Monuments raise the issue of Herodotus’ use of comparative history to magnify his subject. This use takes many forms. As Trudinger observed ( Studien zur Geschichte der griechisch-römischen Ethnographie, 136), Cyrus’s remark about the agora was originally attributed to Anacharsis. Herodotus put it in the mouth of a Persian King in order to magnify the opponent of the Greeks. The debate on forms of government served the same purpose, and so do the logoi of the nations conquered by the Persians. So does the excursus on the Nile, a great river because of both its size and the history of the country through which it flows. By showing us of the breadth of Herodotus’ interests, Thomas has reminded us of this feature of his work.

But how does comparative history interact with the military history that is Herodotus’ main theme? In the case of the Nile, the interaction is obvious: the Athenians and their allies tried to conquer Egypt, and in response Herodotus told them what and how much they were attempting to conquer. It is also obvious that the interaction is not be explained by reference to Homer, who focuses on an episode and individuals rather than on a war and an empire. Perhaps national character is the link between Herodotus the military chronicler and Herodotus the student of societies and their surroundings. But this issue, like the intellectual issues that Thomas has chosen to address, will benefit from her success in restoring Herodotus to his “context.” From her book, as from The Histories, other books will come.

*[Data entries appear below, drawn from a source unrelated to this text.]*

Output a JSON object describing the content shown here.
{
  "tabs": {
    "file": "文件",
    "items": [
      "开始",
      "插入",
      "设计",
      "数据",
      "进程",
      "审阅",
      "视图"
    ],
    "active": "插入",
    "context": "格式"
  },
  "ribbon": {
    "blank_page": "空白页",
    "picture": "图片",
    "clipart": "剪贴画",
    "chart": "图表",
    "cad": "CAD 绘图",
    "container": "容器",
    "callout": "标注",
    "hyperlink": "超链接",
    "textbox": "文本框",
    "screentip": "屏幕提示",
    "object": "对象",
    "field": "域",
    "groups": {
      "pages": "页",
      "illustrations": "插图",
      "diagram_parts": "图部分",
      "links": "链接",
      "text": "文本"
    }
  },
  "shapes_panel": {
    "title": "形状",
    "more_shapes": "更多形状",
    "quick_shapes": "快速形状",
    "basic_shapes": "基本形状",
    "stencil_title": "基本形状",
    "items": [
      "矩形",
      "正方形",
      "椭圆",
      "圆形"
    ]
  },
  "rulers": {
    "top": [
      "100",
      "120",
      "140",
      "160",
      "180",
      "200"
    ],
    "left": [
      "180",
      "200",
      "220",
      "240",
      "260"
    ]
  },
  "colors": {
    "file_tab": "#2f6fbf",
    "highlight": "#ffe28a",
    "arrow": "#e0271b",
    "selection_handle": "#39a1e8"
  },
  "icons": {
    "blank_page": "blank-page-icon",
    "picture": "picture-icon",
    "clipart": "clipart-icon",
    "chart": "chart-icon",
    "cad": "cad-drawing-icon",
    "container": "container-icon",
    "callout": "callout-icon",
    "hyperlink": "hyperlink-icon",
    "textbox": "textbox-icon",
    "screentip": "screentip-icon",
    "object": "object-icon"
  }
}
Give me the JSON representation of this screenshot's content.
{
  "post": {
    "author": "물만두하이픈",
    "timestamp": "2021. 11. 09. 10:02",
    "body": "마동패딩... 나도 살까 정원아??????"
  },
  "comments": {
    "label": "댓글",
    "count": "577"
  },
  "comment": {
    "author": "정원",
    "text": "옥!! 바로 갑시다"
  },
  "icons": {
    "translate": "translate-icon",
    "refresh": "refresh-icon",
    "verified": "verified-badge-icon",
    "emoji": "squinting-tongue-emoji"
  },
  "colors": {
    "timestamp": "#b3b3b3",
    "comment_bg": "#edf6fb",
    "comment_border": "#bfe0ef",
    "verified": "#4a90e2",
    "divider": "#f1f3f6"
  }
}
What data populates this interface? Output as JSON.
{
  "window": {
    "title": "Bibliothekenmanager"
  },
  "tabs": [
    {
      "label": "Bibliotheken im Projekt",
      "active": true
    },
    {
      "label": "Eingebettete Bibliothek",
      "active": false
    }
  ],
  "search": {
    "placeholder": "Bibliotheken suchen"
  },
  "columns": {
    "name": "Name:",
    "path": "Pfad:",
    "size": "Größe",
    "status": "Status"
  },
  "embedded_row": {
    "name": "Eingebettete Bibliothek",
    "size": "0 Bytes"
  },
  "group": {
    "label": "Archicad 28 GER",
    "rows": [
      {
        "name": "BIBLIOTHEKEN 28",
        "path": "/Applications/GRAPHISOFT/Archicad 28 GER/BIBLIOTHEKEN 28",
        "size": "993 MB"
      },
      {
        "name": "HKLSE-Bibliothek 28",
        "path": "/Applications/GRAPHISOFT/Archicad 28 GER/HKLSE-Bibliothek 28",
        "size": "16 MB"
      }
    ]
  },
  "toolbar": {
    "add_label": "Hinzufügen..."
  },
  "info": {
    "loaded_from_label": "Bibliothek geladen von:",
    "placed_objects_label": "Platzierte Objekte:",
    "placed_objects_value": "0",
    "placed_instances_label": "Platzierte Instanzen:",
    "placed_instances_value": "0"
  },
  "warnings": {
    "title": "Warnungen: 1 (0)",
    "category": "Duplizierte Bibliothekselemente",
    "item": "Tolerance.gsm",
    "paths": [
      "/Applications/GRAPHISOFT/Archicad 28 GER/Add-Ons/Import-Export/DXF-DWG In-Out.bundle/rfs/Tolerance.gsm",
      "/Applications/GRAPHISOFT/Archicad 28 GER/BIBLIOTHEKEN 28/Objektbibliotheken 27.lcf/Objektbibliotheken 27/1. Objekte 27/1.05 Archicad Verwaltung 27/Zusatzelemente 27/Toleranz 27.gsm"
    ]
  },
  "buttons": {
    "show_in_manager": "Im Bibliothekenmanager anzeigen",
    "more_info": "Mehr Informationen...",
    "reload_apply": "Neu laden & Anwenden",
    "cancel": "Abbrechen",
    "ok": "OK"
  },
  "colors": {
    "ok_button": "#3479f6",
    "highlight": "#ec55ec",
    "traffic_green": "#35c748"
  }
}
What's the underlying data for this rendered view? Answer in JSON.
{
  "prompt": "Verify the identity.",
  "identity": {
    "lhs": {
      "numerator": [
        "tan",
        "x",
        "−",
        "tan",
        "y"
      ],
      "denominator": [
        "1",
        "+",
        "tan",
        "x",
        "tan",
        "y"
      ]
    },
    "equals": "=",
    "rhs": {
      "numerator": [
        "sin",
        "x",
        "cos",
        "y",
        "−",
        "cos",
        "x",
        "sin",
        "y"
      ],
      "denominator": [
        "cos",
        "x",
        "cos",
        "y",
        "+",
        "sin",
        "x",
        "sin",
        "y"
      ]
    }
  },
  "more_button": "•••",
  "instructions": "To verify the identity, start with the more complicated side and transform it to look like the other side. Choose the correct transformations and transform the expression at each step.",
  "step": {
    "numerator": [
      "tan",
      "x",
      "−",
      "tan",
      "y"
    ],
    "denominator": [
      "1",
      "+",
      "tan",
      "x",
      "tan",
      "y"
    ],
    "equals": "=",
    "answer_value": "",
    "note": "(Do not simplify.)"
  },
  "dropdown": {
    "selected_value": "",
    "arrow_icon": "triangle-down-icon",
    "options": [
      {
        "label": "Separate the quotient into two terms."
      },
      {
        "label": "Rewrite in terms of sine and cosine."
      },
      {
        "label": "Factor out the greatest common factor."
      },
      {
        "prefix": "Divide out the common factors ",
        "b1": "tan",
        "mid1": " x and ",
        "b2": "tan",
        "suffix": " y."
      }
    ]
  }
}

In the hope that there will be more than one edition of this book, the following typographical and similar errors are corrected:

p. 12, n. 34 Emlyn-Jones (1980), 170. p. 13, n. 35 Kerford (1991a), 53. p. 16, n. 45 Nestle (1908), 6. p. 49, n. 43 Nile flooding p. 108, n. 9 he is focusing p. 164, n. 95 Parmenides’ word for enquiry is the unrelated (and older) word dizemai p. 168 n.3 see now Fowler p. 198 n. 65 Athens-oriented Herodotus p. 214 n. 1 For digressions, see Cobet (1971); p. 217 n. 5 Cf. Aristophanes’ Horai.

As far as this reviewer can tell, the Greek cited in this book is flawless. Mr. Packard’s disk may not have encouraged a spirit of inquiry, but it has improved accuracy.